My mother-n-law suffers from Demensia and is going blind (already blind in her left eye and will be in her right due to monocular degeneration, and needs someone around 24/7 but unfortunately all of my family work full time jobs and we are unable to be with her all the time like we need. Is there any way that I (daughter-n-law) can be paid to care for her so I can give up my full time job? We live in Winnsboro, TX

5 months, said...

What if a newborn has a disability that requires specific medical help to consume formula? Tube in stomach.

5 months, said...

Are there any programs available in Georgia. There are many people here who are taking care of family and friends and need this help and who deserve it. I am trying to help a woman who is over 70 and who is taking care of someone. If you can offer any information, we would really appreciate it. Thanks so much!

5 months, said...

I have been care taker for my mother and my step father since beginning of Jan 2011 and can I get paid for that mom passed set 15 th this year step dad free more years ago

5 months, said...

I forgot to say u live in seaford,de. Where can I go for help?

5 months, said...

I'm renting a room in a friend's home. I have chronic pain and fall alot. My friends son is here all day helping me and taking care of me,my doctor has prescribed that I need help with ADLs. I use a walker to get around but am basically homebound as I am unable to go anywhere without my walker or help. How can this young man get paid?

6 months, said...

My roomate was diagnosed with dementia and needs 24 hour super vision.i cant afford to pay anyone n neither can she.we live in Massachusetts.coastline for elderly only allows 13 hours per week to pay her grandaughter.dotty will mot allow strangers to come in.her grandaughter has asked other family members to help.they can not afford to not get paid.where can we go for help?

6 months, said...

Mom has lived me for 4 years.
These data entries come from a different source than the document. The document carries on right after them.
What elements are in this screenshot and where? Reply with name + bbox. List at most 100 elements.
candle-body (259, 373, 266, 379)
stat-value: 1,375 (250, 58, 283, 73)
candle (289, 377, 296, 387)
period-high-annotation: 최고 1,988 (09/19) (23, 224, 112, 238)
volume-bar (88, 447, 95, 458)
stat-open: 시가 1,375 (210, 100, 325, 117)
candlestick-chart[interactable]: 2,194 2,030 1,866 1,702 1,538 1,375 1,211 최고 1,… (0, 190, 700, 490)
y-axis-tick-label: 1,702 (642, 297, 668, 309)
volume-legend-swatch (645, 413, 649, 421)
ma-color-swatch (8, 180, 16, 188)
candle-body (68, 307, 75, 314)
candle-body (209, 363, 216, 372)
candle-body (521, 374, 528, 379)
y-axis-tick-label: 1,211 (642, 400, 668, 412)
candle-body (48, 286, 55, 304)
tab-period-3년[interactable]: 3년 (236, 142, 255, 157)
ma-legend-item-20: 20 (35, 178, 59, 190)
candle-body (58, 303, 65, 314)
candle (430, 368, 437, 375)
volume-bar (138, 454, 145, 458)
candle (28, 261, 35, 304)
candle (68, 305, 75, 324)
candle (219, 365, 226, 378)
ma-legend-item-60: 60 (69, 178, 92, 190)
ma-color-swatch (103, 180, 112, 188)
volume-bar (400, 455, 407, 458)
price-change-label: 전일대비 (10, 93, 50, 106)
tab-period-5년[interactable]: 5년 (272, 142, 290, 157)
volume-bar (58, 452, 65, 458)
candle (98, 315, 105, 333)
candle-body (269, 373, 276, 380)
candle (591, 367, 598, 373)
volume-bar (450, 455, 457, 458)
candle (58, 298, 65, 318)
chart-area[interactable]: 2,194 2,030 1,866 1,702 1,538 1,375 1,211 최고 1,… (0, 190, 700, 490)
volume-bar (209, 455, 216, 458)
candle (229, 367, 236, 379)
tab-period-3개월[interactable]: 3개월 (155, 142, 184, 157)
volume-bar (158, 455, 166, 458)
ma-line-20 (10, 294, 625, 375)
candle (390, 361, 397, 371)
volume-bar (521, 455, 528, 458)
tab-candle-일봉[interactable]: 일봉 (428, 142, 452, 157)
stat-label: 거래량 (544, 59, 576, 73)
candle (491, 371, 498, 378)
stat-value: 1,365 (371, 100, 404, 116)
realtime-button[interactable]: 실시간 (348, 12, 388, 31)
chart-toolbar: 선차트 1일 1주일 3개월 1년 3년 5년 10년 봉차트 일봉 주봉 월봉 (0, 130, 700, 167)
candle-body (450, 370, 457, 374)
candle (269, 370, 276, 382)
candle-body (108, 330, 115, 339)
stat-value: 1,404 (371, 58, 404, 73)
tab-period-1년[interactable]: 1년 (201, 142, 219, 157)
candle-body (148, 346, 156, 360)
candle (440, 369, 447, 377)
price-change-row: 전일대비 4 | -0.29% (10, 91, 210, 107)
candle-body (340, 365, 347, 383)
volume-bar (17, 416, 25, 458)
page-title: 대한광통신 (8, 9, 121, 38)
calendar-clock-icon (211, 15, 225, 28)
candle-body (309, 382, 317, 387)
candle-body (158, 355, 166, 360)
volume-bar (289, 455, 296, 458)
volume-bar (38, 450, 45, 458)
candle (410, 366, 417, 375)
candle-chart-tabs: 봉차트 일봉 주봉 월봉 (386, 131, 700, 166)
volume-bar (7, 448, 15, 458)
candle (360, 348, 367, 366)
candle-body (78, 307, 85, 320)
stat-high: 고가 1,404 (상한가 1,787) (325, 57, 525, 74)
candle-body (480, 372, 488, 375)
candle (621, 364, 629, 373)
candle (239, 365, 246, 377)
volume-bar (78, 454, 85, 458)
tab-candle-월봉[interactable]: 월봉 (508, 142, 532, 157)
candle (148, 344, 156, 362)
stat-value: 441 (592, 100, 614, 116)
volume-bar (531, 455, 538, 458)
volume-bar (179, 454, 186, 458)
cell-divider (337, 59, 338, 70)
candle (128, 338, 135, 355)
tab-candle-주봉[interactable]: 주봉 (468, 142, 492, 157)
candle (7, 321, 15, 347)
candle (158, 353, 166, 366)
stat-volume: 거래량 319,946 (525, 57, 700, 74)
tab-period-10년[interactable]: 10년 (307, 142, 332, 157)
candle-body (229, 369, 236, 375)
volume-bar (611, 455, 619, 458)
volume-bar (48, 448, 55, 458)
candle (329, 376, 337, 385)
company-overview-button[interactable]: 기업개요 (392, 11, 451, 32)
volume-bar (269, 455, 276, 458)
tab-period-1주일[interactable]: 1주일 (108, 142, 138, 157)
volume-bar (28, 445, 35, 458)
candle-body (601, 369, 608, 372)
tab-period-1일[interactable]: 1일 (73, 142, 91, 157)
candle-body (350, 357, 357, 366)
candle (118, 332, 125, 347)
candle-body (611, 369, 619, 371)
Once Dementia progressed and a couple falls occurred and I had been let go of my job due to the owner I worked for sold the business, I have been seeking a remote job part or full time so I can stay home to continue to care for her. She has Medicare/Medicaid and SS however, my COBRA ends 1/31/18 and without an income and not wanting to touch my IRA retirement account, there is not going to be enough to pay the bills. Is SS available, to help assist me in a remote position? A friend told me they could help? No income, no insurance for medical, dental or vision for me. I have a Dr. appt for a hip issue after 6 years of having a full hip replacement, and if any surgery is needed, I cannot afford that. On-line applications for remote positions is not helpful. Please advise. Thanks.